Follow the blog: http://giveabike.blogspot.com/

Although I’m always happy to see bike sales increasing anywhere in the world, the hugely inceased sales in Japan are the result of the earthquake and tsunami. Reports from Japan’s biggest bike retailer, Asahi, a company with nearly 200 shops throughout Japan, say that sales have doubled since the beginning of March.

Apart from the devastation to the transport networks, it’s felt that rising oil prices will encourage bicycle use among the Japanese.

Cyclists using the Golden Gate Bridge in San Francisco are to be targeted by city officials if plans go ahead to impose speed limits for cyclists. It’s proposed that cyclists exceeding 10MPH on paths that are shared with pedestrians will face a $100 fine. Naturally these measures are meeting with opposition from local riders. One of the best arguments for cyclists is that legally they don’t have to have speedometers, so it’s impossible to know how fast they’re going.

The bridge is used daily by hundreds of commuters, leisure riders and tourists. Local cyclists say that it’s San Francisco Bay’s notorious fog, that makes riding conditions damp and slippery, that causes most of the problems.

Take a moment to sign the ‘no more lethal lorries’ petition, being promoted by the London Cycling Campaign. This will hopefully improve safety for our fellow cyclists in the capital. Go to http://www.no-more-lethal-lorries.org.uk/

The Bicycle Touring Pro Travel Scholarship winners have just been named; this year it’s a group of young environmentalists from Dickinson College in Carlisle, Pennsylvania. They are Kerstin, Katie and Lauren. They had been planning their Trans-America route for some time and had all the planning in place. They plan to visit Girl Scout troops along the way, promoting the outdoor life and the importance of good, healthy food.

Visit their website at: http://localmotive2011.wordpress.com/

Fancy your chances at winning the scholarship? : http://bicycletouringpro.com/blog/scholarship/

Here’s a minority sport that I’d imagine many of you have never heard of! Cycle Speedway, it’s a sport that’s been going since the end of the last war. In England there are 16 cycle speedway tracks that see more than 10 events a year and many that host fewer races. Equipment requirements are basic, a striped down single speed bike with no brakes. As regards clothing, riders need to be covered head to foot as it’s a contact sport and falling off can be a regular occurrence, and naturally a helmet.

Have a look at the video: http://www.britishcycling.org.uk/cyclespeedway/article/cys_Get-Into-Cycle-Speedway

As the current vogue for retro bikes rolls on unabated, I take great delight in reading the blog of the Gentleman Cyclist: http://gentlemancyclist.blogspot.com/

and looking at: http://www.theoldbicycleshowroom.co.uk/index.asp

I read about an interesting cycle charity over the weekend; this  is a charity that raises money to buy bicycle ambulances that are used in rural Africa. The villages of Uganda, Namibia and Malawi are in urgent need of such devices to take pregnant women and the sick to hospital. In areas where there are already bicycle ambulances, the infant and mother mortality rates have fallen by 90%.

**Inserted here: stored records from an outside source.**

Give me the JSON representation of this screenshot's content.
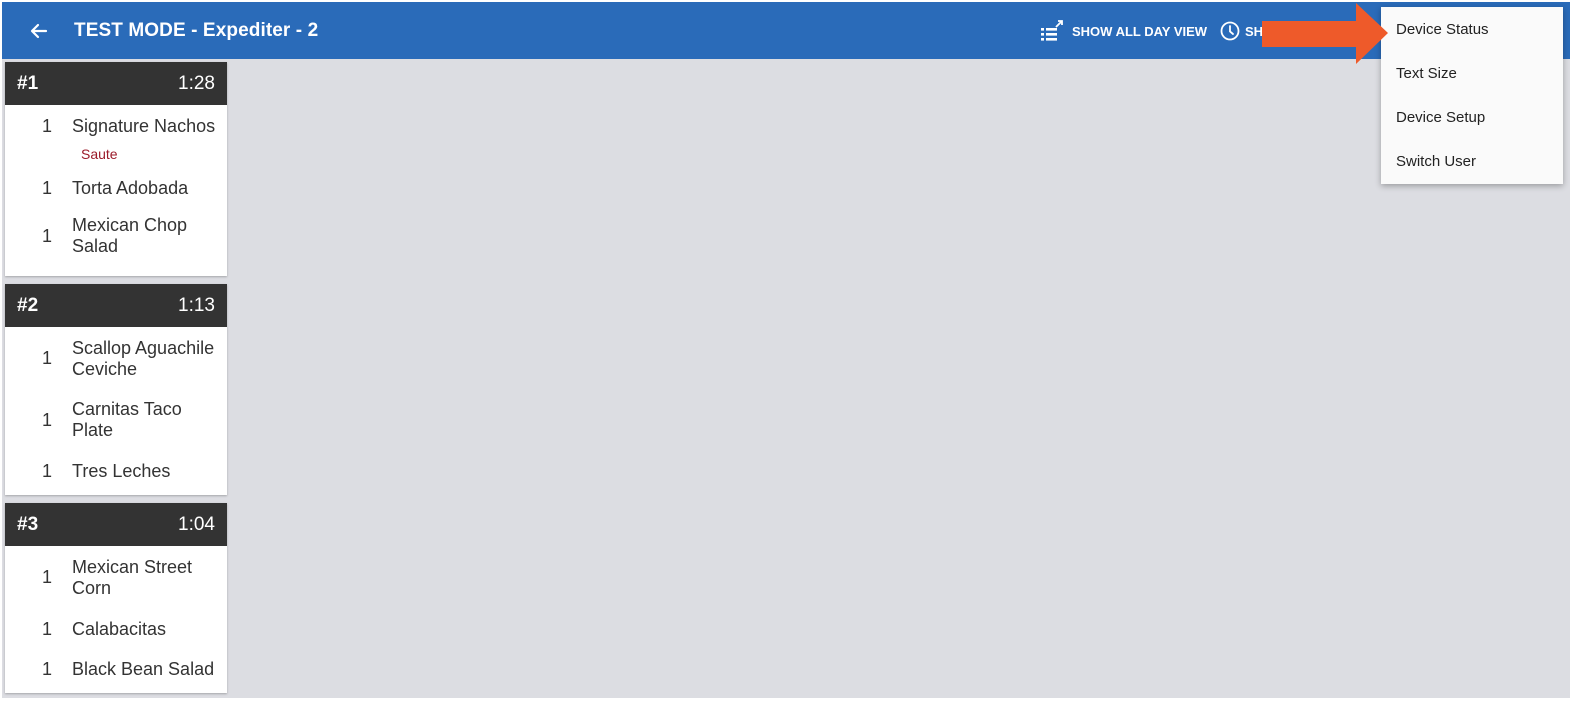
{
  "appbar": {
    "title": "TEST MODE - Expediter - 2",
    "show_all_day_label": "SHOW ALL DAY VIEW",
    "second_action_label": "SH"
  },
  "tickets": [
    {
      "number": "#1",
      "time": "1:28",
      "items": [
        {
          "qty": "1",
          "name": "Signature Nachos",
          "modifier": "Saute"
        },
        {
          "qty": "1",
          "name": "Torta Adobada"
        },
        {
          "qty": "1",
          "name": "Mexican Chop Salad"
        }
      ]
    },
    {
      "number": "#2",
      "time": "1:13",
      "items": [
        {
          "qty": "1",
          "name": "Scallop Aguachile Ceviche"
        },
        {
          "qty": "1",
          "name": "Carnitas Taco Plate"
        },
        {
          "qty": "1",
          "name": "Tres Leches"
        }
      ]
    },
    {
      "number": "#3",
      "time": "1:04",
      "items": [
        {
          "qty": "1",
          "name": "Mexican Street Corn"
        },
        {
          "qty": "1",
          "name": "Calabacitas"
        },
        {
          "qty": "1",
          "name": "Black Bean Salad"
        }
      ]
    }
  ],
  "menu": {
    "items": [
      "Device Status",
      "Text Size",
      "Device Setup",
      "Switch User"
    ]
  },
  "colors": {
    "appbar": "#2a6bb9",
    "ticket_header": "#333333",
    "modifier": "#9b1b2a",
    "arrow": "#ee5a2a",
    "background": "#dcdde2"
  }
}
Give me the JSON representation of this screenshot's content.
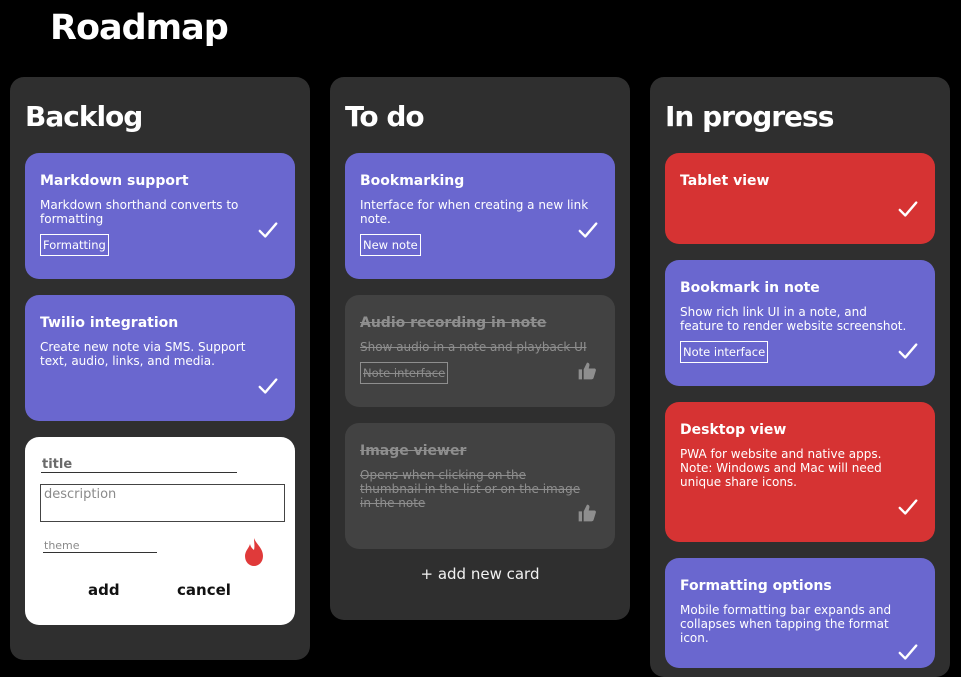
{
  "page": {
    "title": "Roadmap"
  },
  "colors": {
    "background": "#000000",
    "column": "#2f2f2f",
    "card_purple": "#6a67cf",
    "card_red": "#d63333",
    "card_done": "#424242",
    "flame": "#e03a3a"
  },
  "columns": {
    "backlog": {
      "title": "Backlog",
      "cards": [
        {
          "title": "Markdown support",
          "description": "Markdown shorthand converts to formatting",
          "tag": "Formatting",
          "icon": "check-icon"
        },
        {
          "title": "Twilio integration",
          "description": "Create new note via SMS. Support text, audio, links, and media.",
          "icon": "check-icon"
        }
      ],
      "form": {
        "title_placeholder": "title",
        "description_placeholder": "description",
        "theme_placeholder": "theme",
        "theme_icon": "flame-icon",
        "add_label": "add",
        "cancel_label": "cancel"
      }
    },
    "todo": {
      "title": "To do",
      "cards": [
        {
          "title": "Bookmarking",
          "description": "Interface for when creating a new link note.",
          "tag": "New note",
          "icon": "check-icon"
        },
        {
          "title": "Audio recording in note",
          "description": "Show audio in a note and playback UI",
          "tag": "Note interface",
          "icon": "thumbs-up-icon"
        },
        {
          "title": "Image viewer",
          "description": "Opens when clicking on the thumbnail in the list or on the image in the note",
          "icon": "thumbs-up-icon"
        }
      ],
      "add_new_label": "+ add new card"
    },
    "in_progress": {
      "title": "In progress",
      "cards": [
        {
          "title": "Tablet view",
          "icon": "check-icon"
        },
        {
          "title": "Bookmark in note",
          "description": "Show rich link UI in a note, and feature to render website screenshot.",
          "tag": "Note interface",
          "icon": "check-icon"
        },
        {
          "title": "Desktop view",
          "description": "PWA for website and native apps. Note: Windows and Mac will need unique share icons.",
          "icon": "check-icon"
        },
        {
          "title": "Formatting options",
          "description": "Mobile formatting bar expands and collapses when tapping the format icon.",
          "icon": "check-icon"
        }
      ]
    }
  }
}
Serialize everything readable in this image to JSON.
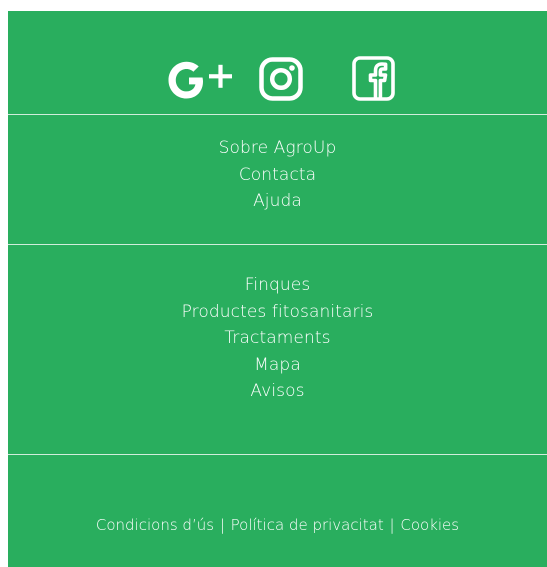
{
  "footer": {
    "background_color": "#29ae5e",
    "text_color": "#ffffff",
    "social": [
      {
        "name": "google-plus",
        "icon": "google-plus-icon"
      },
      {
        "name": "instagram",
        "icon": "instagram-icon"
      },
      {
        "name": "facebook",
        "icon": "facebook-icon"
      }
    ],
    "about_links": [
      {
        "label": "Sobre AgroUp"
      },
      {
        "label": "Contacta"
      },
      {
        "label": "Ajuda"
      }
    ],
    "app_links": [
      {
        "label": "Finques"
      },
      {
        "label": "Productes fitosanitaris"
      },
      {
        "label": "Tractaments"
      },
      {
        "label": "Mapa"
      },
      {
        "label": "Avisos"
      }
    ],
    "legal": {
      "terms": "Condicions d’ús",
      "privacy": "Política de privacitat",
      "cookies": "Cookies",
      "separator": "|"
    }
  }
}
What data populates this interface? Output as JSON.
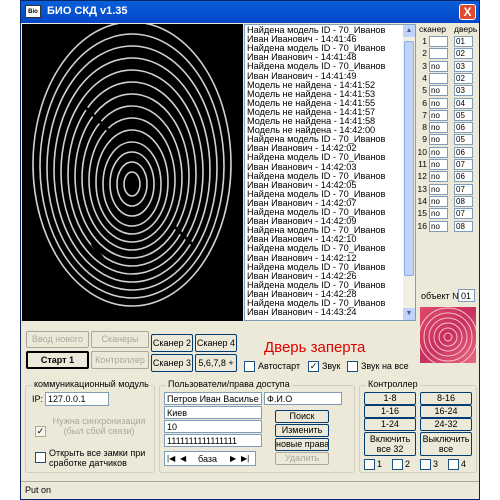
{
  "window": {
    "title": "БИО СКД  v1.35",
    "app_icon": "Bio",
    "close": "X"
  },
  "log": {
    "lines": [
      "Найдена модель ID - 70_Иванов",
      "Иван Иванович - 14:41:46",
      "Найдена модель ID - 70_Иванов",
      "Иван Иванович - 14:41:48",
      "Найдена модель ID - 70_Иванов",
      "Иван Иванович - 14:41:49",
      "Модель не найдена - 14:41:52",
      "Модель не найдена - 14:41:53",
      "Модель не найдена - 14:41:55",
      "Модель не найдена - 14:41:57",
      "Модель не найдена - 14:41:58",
      "Модель не найдена - 14:42:00",
      "Найдена модель ID - 70_Иванов",
      "Иван Иванович - 14:42:02",
      "Найдена модель ID - 70_Иванов",
      "Иван Иванович - 14:42:03",
      "Найдена модель ID - 70_Иванов",
      "Иван Иванович - 14:42:05",
      "Найдена модель ID - 70_Иванов",
      "Иван Иванович - 14:42:07",
      "Найдена модель ID - 70_Иванов",
      "Иван Иванович - 14:42:09",
      "Найдена модель ID - 70_Иванов",
      "Иван Иванович - 14:42:10",
      "Найдена модель ID - 70_Иванов",
      "Иван Иванович - 14:42:12",
      "Найдена модель ID - 70_Иванов",
      "Иван Иванович - 14:42:26",
      "Найдена модель ID - 70_Иванов",
      "Иван Иванович - 14:42:28",
      "Найдена модель ID - 70_Иванов",
      "Иван Иванович - 14:43:24"
    ]
  },
  "scanner_table": {
    "header_scanner": "сканер",
    "header_door": "дверь",
    "rows": [
      [
        "1",
        "",
        "01"
      ],
      [
        "2",
        "",
        "02"
      ],
      [
        "3",
        "no",
        "03"
      ],
      [
        "4",
        "",
        "02"
      ],
      [
        "5",
        "no",
        "03"
      ],
      [
        "6",
        "no",
        "04"
      ],
      [
        "7",
        "no",
        "05"
      ],
      [
        "8",
        "no",
        "06"
      ],
      [
        "9",
        "no",
        "05"
      ],
      [
        "10",
        "no",
        "06"
      ],
      [
        "11",
        "no",
        "07"
      ],
      [
        "12",
        "no",
        "06"
      ],
      [
        "13",
        "no",
        "07"
      ],
      [
        "14",
        "no",
        "08"
      ],
      [
        "15",
        "no",
        "07"
      ],
      [
        "16",
        "no",
        "08"
      ]
    ]
  },
  "object": {
    "label": "объект №",
    "value": "01"
  },
  "buttons": {
    "vvod": "Ввод нового",
    "scanners": "Сканеры",
    "start": "Старт 1",
    "controller": "Контроллер",
    "scanner2": "Сканер 2",
    "scanner4": "Сканер 4",
    "scanner3": "Сканер 3",
    "s5678": "5,6,7,8 +"
  },
  "door_status": "Дверь заперта",
  "checks": {
    "autostart": "Автостарт",
    "sound": "Звук",
    "sound_all": "Звук на все"
  },
  "comm": {
    "caption": "коммуникационный модуль",
    "ip_label": "IP:",
    "ip": "127.0.0.1",
    "sync": "Нужна синхронизация (был сбой связи)",
    "open_locks": "Открыть все замки при сработке датчиков"
  },
  "users": {
    "caption": "Пользователи/права доступа",
    "name": "Петров Иван Василье",
    "fio": "Ф.И.О",
    "city": "Киев",
    "num": "10",
    "bits": "1111111111111111",
    "search": "Поиск",
    "change": "Изменить",
    "new_rights": "новые права",
    "delete": "Удалить",
    "nav_label": "база",
    "nav_first": "|◀",
    "nav_prev": "◀",
    "nav_next": "▶",
    "nav_last": "▶|"
  },
  "controller": {
    "caption": "Контроллер",
    "b1_8": "1-8",
    "b8_16": "8-16",
    "b1_16": "1-16",
    "b16_24": "16-24",
    "b1_24": "1-24",
    "b24_32": "24-32",
    "on_all": "Включить все 32",
    "off_all": "Выключить все",
    "c1": "1",
    "c2": "2",
    "c3": "3",
    "c4": "4"
  },
  "status": "Put on"
}
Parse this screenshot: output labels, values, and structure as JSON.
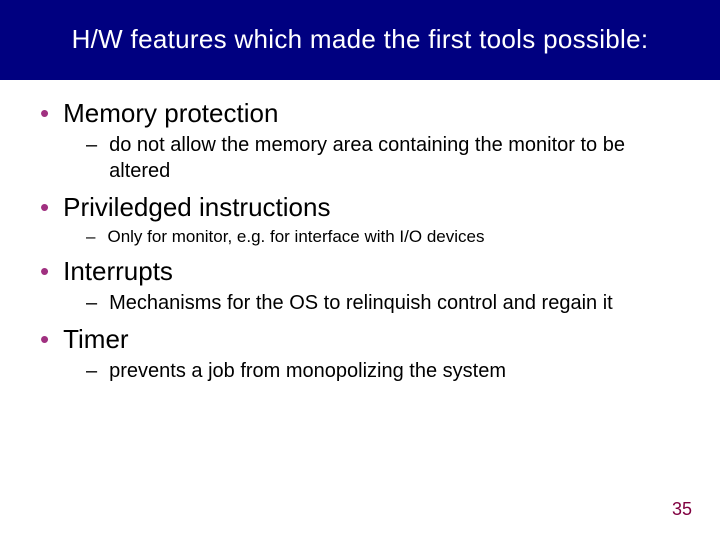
{
  "title": "H/W features which made the first tools possible:",
  "bullets": [
    {
      "text": "Memory protection",
      "subs": [
        {
          "text": "do not allow the memory area containing the monitor to be altered",
          "small": false
        }
      ]
    },
    {
      "text": "Priviledged instructions",
      "subs": [
        {
          "text": "Only for monitor, e.g. for interface with I/O devices",
          "small": true
        }
      ]
    },
    {
      "text": "Interrupts",
      "subs": [
        {
          "text": "Mechanisms for the OS to relinquish control and regain it",
          "small": false
        }
      ]
    },
    {
      "text": "Timer",
      "subs": [
        {
          "text": "prevents a job from monopolizing the system",
          "small": false
        }
      ]
    }
  ],
  "page_number": "35"
}
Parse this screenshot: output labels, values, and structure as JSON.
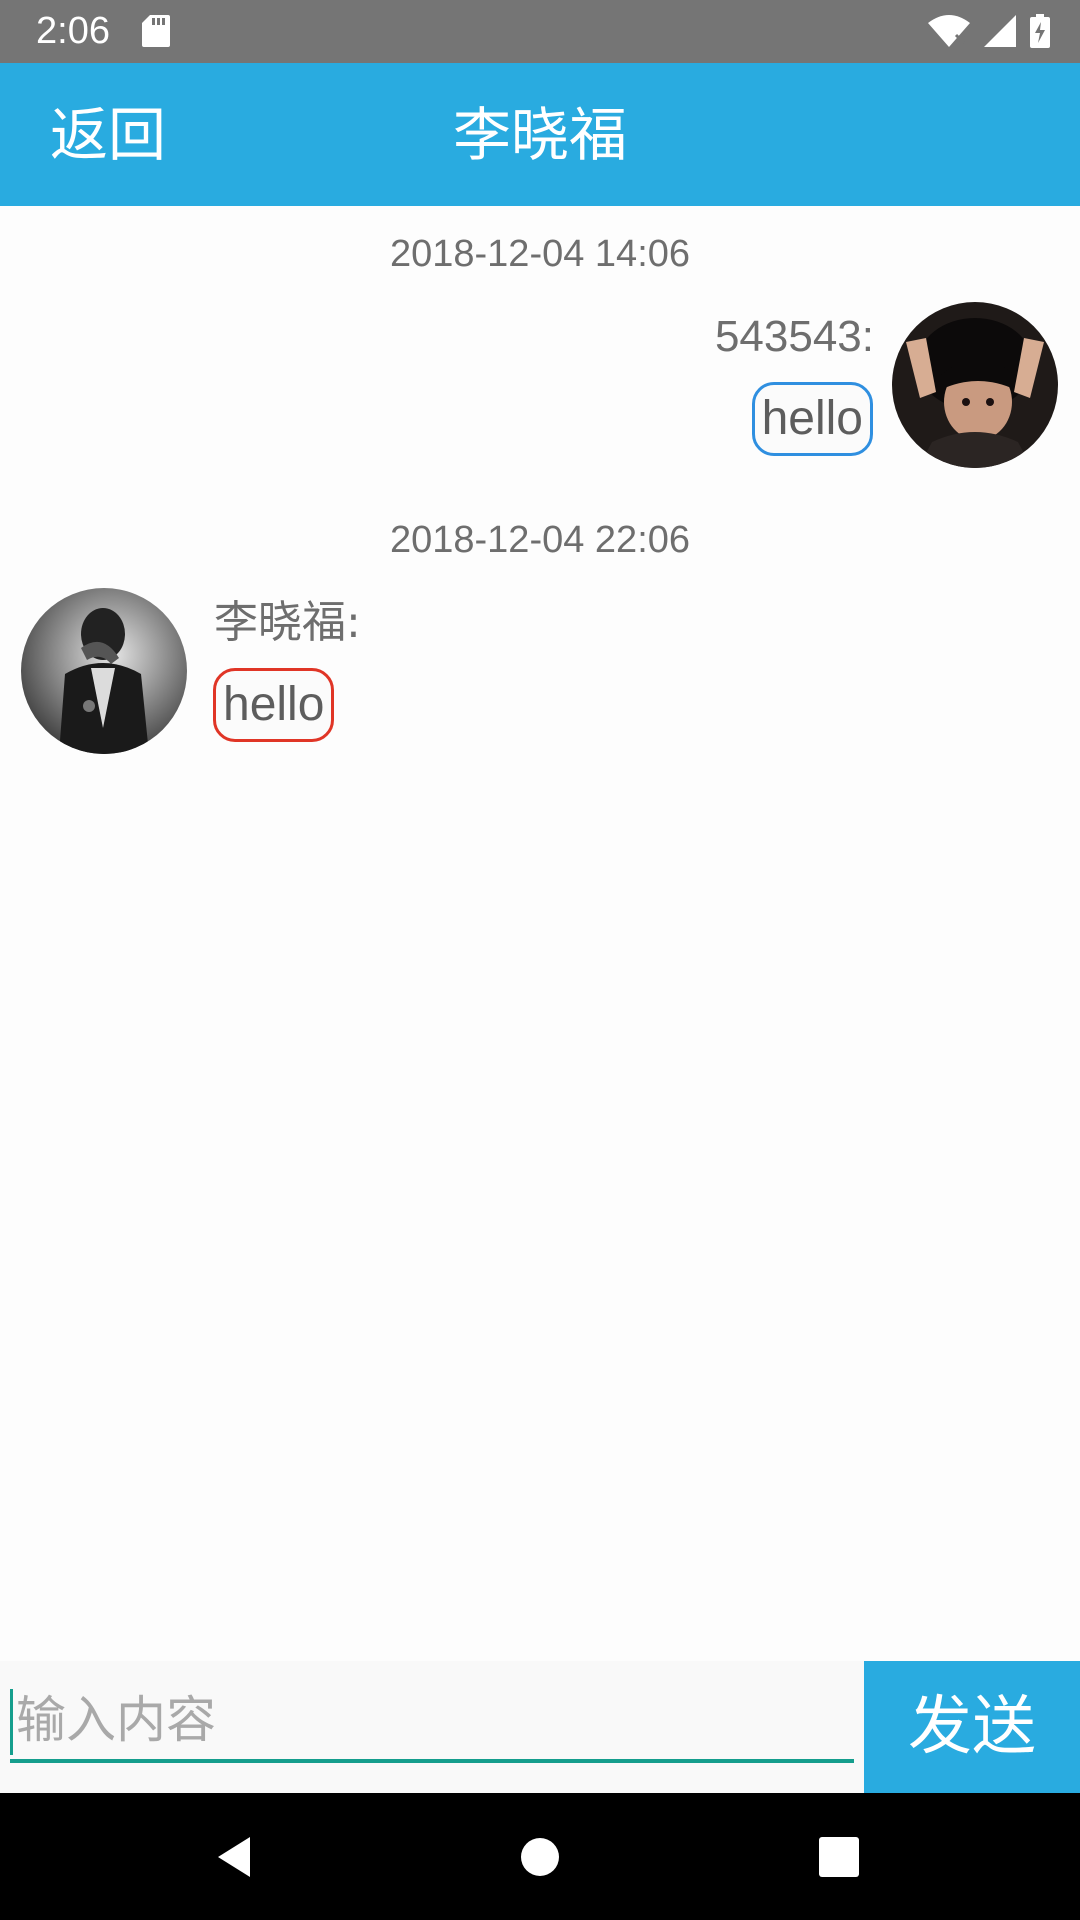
{
  "status_bar": {
    "time": "2:06",
    "icons": [
      "sd-card-icon",
      "wifi-icon",
      "signal-icon",
      "battery-icon"
    ]
  },
  "header": {
    "back_label": "返回",
    "title": "李晓福",
    "color": "#29abe0"
  },
  "messages": [
    {
      "timestamp": "2018-12-04 14:06",
      "direction": "outgoing",
      "sender": "543543:",
      "text": "hello",
      "bubble_color": "#2f8fe0"
    },
    {
      "timestamp": "2018-12-04 22:06",
      "direction": "incoming",
      "sender": "李晓福:",
      "text": "hello",
      "bubble_color": "#e03526"
    }
  ],
  "composer": {
    "placeholder": "输入内容",
    "value": "",
    "send_label": "发送",
    "accent": "#159e8d"
  },
  "nav_bar": {
    "icons": [
      "back-icon",
      "home-icon",
      "recents-icon"
    ]
  }
}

See more here:  http://www.benbikes.org.za/namibia/projects/ambulances.html

And finally,

I read from a Halford’s press release that a couple of BMX expressions have just made it into the Oxford English Dictionary. These are:

ankle (or ankling) -flexing the ankles while cycling in order to increase pedalling efficiency.

To bunny hop – a short jump or jerky forward movement made on a bicycle or by a vehicle over an obstacle on a cycling course, which is generally cleared by jumping the bicycle over it.

So there you are- how to get down with the kids!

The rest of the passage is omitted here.